Tuesday, May 26, 2009



Riddle or Schmiddle


I've made mention of Daniel Dennett earlier on my blog, but I've not read any of his books cover to cover, so can't say I'm in any position to make a critical assessment of his thinking. (What he's quoted as having said about memes, however, makes me wonder about what else I'll find.) But I did note that in his reference to a riddle demonstrating that circumstances will sometimes fail to pinpoint the "real" cause of an event, it turns out he's really showing (perhaps inadvertently) that our present conception of proximate causation is in fact illusory.
(Proximate cause: A cause which immediately precedes and produces the effect, as distinguished from the remote, mediate, or predisposing cause.)
Except the riddle that follows doesn't quite demonstrate either aspect of this conjecture:

"A case in point is the classic law school riddle:
Everybody in the French Foreign Legion outpost hates Fred, and wants him dead. During the night before Fred's trek across the desert, Tom poisons the water in his canteen. Then, Dick, not knowing of Tom's intervention, pours out the (poisoned) water and replaces it with sand. Finally, Harry comes along and pokes holes in the canteen, so that the "water" will slowly run out. Later, Fred awakens and sets out on his trek, provisioned with his canteen. Too late he finds his canteen is nearly empty, but besides, what remains is sand, not water, not even poisoned water. Fred dies of thirst. Who caused his death? "

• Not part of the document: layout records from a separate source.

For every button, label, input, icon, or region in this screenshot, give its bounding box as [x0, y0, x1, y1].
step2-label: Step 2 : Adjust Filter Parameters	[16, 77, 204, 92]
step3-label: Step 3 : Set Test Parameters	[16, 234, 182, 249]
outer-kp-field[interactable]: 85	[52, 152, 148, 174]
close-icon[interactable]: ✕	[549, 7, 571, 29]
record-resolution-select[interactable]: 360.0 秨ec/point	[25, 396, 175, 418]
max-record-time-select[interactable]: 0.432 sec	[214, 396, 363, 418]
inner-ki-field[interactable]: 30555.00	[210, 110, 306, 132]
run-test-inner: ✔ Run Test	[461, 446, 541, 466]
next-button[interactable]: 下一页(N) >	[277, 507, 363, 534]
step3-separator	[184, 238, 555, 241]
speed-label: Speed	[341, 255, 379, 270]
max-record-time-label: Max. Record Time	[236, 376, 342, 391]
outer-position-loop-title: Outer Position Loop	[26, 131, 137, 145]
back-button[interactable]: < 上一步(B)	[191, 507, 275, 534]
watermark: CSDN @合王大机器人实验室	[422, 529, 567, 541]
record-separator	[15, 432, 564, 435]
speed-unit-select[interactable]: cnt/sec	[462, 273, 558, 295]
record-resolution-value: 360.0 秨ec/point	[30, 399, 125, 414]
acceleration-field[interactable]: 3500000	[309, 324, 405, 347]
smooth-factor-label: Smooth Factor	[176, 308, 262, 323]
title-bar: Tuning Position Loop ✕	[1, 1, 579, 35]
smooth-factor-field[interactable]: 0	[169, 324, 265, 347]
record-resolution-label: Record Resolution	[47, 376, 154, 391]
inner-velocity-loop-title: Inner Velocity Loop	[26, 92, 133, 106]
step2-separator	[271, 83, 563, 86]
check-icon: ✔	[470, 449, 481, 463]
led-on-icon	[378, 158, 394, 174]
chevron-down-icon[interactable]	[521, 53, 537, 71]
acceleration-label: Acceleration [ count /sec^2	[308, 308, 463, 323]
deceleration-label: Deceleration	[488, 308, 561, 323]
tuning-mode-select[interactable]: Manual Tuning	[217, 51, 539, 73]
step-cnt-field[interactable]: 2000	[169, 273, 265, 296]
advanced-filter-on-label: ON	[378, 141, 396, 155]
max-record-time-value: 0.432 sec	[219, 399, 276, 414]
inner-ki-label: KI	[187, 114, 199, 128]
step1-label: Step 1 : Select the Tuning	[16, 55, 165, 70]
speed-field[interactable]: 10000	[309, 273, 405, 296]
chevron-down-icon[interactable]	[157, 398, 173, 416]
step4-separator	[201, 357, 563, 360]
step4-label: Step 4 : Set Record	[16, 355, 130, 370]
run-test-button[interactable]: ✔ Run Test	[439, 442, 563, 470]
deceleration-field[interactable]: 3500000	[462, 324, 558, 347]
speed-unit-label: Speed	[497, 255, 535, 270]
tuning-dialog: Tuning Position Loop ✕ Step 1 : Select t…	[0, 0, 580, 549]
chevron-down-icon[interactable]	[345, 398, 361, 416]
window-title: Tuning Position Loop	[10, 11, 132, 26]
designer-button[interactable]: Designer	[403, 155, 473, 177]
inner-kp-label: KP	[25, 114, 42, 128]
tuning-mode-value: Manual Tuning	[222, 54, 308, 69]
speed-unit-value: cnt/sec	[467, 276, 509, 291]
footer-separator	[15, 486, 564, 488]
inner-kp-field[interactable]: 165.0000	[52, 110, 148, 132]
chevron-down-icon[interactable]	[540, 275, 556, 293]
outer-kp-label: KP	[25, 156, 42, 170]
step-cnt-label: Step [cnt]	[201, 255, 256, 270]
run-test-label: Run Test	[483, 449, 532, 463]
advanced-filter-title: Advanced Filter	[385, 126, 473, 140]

Dennett argues that there aren't any facts shown that will settle the issue.
But I presume to say otherwise.
Because the "real" question to ask is who caused Fred to die of thirst?
And that person was Dick, because regardless of what Tom did earlier, or Harry did later, it was Dick that fully emptied out the water. Harry's intentions in that respect were not causative as the water was already gone, it's future rate of leakage no longer to be determinant. But neither were Tom's intentions a part of the reality chain, because even if Fred had drunk the poisoned water, he might have died of the poison, but not of the thirst that Dick both intended to happen and was the proximate cause of that happening. Within the given set of facts, he was the most immediate producer of the given effect.

So I think at least two things are demonstrated: There is always, by definition, one pivotal cause that can be found proximate to an observed effect. But that even while you think it's been found, something or somebody may have hidden their own proximity to the effect.. Tom, for example, may have seen Dick pour out his poisoned water, and found it wise to keep silent - that silence nevertheless an act of omission that aided and abetted Dick's purposes. And did Harry really fail to look for signs of leakage?
So do we then revise or clarify the definition of proximity to exclude such sins of omission?Otherwise all events have the potential of being discovered, in some yet undiscovered manner, as proximate to all others.

What also seems going on is an attempt to confuse causality with responsibility, and that gets us into the right versus wrong category which has more to do with the influence of intent on causation than does proximity. But as we have seen here in our riddle, the links between cause and effect may not include intention. As Omar might have said, the moving finger can write to no particular purpose.

Would Tom have been right to keep silent, for example, or did all have some deviant role in promoting the hatred? And even if any of this had influenced Dick to act on his intent, it was Dick that made the real and final choice that determined and caused the nature of the death. Did he determine the entirety of its causation? No, but he put the events that sealed Fred's fate in what was to be (barring the intervention of "lucky" accident) their inalterable sequence.
Adding more reasons to assert that causation as a function of proximity IS as of now an illusory conceit.
And who would ever expect the false premise to be hidden in the question?

(And who would have thought I'd go to these ridiculous extremes to prove I solved the riddle?)

But to prevent this effort from being a total loss, here's a verse from the Rubáiyát that begs me to include it:

And that inverted Bowl we call The Sky,
Whereunder crawling coop't we live and die,
Lift not thy hands to It for help - for It
Rolls impotently on as Thou or I.

1 comment:

Anonymous said...

Stephen Niles says surprise, hopefully other brains read this entertaining solution.